Ecco il primo punto: ci sono intere aree di questo Paese che ne soffrono, ci sono migliaia di imprese che non possono beneficiare dell’internet veloce e quindi della virtualizzazione dei processi, del cloud, dell’uso avanzato del web. Come risolvere il problema? Facendole andare con un PC portatile a lavorare dal salumiere (lo dico per smaccata simpatia, non me ne vogliano tutti gli altri locali commerciali per cui varrebbe la stessa cosa), che peraltro non potrà dar loro una connessione veloce in quanto in quella zona essa non arriva del tutto?

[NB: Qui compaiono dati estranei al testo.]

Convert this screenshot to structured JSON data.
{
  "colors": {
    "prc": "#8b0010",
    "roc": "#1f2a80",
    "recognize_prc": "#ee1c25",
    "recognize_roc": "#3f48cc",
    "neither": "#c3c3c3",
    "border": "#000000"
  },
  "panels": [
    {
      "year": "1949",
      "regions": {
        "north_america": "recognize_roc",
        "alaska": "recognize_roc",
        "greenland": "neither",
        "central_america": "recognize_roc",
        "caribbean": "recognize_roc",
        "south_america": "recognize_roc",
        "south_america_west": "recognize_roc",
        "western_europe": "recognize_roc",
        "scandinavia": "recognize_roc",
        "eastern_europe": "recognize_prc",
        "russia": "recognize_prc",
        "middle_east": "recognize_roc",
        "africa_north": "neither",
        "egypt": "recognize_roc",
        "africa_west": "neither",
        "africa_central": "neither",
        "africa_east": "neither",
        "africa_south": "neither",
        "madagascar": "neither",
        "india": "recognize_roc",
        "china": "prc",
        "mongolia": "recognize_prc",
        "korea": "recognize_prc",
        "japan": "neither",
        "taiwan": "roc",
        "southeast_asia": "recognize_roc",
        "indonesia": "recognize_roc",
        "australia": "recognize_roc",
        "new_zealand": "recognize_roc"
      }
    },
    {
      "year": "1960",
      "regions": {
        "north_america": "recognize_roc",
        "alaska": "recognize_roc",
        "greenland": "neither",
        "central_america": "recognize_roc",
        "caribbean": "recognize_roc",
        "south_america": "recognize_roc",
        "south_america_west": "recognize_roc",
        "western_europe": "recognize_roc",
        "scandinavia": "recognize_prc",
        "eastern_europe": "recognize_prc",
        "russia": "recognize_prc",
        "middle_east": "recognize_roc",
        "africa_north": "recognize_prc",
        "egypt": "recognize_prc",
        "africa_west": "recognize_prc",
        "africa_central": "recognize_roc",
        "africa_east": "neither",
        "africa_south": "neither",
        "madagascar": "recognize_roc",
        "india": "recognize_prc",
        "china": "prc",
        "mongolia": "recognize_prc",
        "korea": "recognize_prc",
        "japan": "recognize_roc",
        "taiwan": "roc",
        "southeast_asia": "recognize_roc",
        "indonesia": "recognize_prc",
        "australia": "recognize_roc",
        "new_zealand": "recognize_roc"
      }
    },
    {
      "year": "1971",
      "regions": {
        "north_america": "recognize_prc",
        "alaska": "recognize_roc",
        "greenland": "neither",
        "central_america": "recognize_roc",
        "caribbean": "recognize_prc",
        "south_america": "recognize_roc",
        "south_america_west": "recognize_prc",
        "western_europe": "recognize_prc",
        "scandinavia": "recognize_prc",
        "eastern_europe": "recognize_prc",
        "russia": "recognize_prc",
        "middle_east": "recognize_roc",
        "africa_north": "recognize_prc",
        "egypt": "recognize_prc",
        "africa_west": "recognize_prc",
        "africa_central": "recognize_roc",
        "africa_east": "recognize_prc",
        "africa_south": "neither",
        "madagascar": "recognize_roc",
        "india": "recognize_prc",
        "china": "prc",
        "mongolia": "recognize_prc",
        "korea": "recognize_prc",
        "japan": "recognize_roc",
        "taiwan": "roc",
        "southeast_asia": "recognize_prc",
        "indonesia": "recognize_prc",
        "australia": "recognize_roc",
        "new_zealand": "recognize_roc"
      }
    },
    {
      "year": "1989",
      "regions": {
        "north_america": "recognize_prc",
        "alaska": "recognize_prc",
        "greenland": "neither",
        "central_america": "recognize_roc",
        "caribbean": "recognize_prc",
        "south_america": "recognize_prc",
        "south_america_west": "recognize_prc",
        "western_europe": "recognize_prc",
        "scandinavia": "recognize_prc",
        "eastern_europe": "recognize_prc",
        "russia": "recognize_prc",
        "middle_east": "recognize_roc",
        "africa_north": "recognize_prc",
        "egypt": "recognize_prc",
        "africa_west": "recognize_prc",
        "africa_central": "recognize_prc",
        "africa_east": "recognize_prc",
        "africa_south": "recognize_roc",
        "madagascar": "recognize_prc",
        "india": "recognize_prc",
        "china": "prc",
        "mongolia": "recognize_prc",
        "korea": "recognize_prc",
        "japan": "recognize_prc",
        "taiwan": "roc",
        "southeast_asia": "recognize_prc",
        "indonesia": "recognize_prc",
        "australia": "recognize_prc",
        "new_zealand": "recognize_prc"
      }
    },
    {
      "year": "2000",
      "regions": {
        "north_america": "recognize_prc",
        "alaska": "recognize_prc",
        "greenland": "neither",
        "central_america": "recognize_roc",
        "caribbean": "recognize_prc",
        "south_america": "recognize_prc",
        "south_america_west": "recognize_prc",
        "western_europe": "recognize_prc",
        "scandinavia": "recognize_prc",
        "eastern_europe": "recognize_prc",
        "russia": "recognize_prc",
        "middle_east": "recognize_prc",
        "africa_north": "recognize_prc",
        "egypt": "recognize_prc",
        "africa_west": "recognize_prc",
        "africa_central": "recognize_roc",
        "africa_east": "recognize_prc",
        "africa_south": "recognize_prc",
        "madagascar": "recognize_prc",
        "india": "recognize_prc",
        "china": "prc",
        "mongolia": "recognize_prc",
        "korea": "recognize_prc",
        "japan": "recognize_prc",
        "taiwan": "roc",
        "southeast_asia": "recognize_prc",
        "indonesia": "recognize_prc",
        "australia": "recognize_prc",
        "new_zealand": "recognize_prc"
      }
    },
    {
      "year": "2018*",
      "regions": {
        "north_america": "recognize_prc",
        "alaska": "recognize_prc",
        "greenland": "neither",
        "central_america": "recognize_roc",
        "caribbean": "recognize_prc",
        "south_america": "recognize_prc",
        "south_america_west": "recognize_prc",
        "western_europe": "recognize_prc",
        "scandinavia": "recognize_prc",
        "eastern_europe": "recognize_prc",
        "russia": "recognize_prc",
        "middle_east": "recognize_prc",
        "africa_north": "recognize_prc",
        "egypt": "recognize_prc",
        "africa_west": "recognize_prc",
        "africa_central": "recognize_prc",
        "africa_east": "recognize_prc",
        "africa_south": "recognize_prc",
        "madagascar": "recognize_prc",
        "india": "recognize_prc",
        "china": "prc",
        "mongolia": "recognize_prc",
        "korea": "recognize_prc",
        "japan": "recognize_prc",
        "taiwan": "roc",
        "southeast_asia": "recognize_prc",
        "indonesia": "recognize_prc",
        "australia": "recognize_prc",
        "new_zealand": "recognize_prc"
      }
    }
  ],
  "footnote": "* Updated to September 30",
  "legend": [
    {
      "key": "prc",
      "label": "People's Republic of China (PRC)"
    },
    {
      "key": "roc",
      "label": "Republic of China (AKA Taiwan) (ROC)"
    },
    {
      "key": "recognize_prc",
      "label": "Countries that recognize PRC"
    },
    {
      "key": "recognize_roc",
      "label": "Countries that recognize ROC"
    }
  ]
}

Ma se anche, per puro miracolo, così non fosse, tutti capiamo che sarebbe irrealistico. Allora possiamo pensare che questa misura non sia per le imprese ma per il cittadino, che andando dal salumiere a fare la spesa si connette con un dispositivo mobile alla rete, tipicamente per giocarci. Che beneficio gli porta?
Il medesimo cittadino, indossati gli abiti del lavoratore in trasferta, attende alla stazione un treno e nel frattempo potrebbe voler connettersi per lavorare: ecco lì avrebbe allora senso un wi fi disponibile e libero. Ma non dal nostro salumiere.
L’aspetto “consumer” del divario digitale è veramente l’obiettivo minore a cui guardare: l’Italia è uno dei primi Paesi per utilizzo di smartphone e facebook, la tecnologia da noi prende piede facilmente. Quello che fa fatica è il passaggio – per osmosi – all’impresa. Già lo rilevammo con Assintel nel lontano 2004, con l’indagine sul digital divide nella piccola e micro impresa: allora come oggi una bella fetta di imprenditori riteneva il “digitale” una spesa inutile rispetto al proprio business.
In tutto ciò non mi sono ancora messo dei panni di chi eroga per lavoro servizi di connettività e che giornalmente affronta la sfida di garantire un servizio costante e di qualità. Chi garantirebbe la qualità della connessione della birreria o del negozio di scarpe? Perché se il cittadino di cui sopra vi andasse per trovare un accesso al web e poi esso fosse debole e scostante, otterremmo l’effetto contrario.
Non solo. Come garantire l’utente rispetto ai propri dati e alla tutela della privacy?
Tutto torna, la questione ha molte facce e la proposta sul Wi Fi libero non riesce a comprenderle e portarle a sintesi virtuosa. Allora provo per un attimo a mettermi sul loro medesimo piano, quello della mission, e mi scopro con sorpresa “socialista digitale”: se lo Stato ritiene che l’ICT sia un bene primario e strategico che deve essere disponibile per tutti i cittadini a costo zero, allora deve prendersene carico, di tasca sua, remunerando adeguatamente le realtà e i professionisti che contribuiscono a garantire il funzionamento dell’ecosistema digitale. E lasciando stare i salumieri.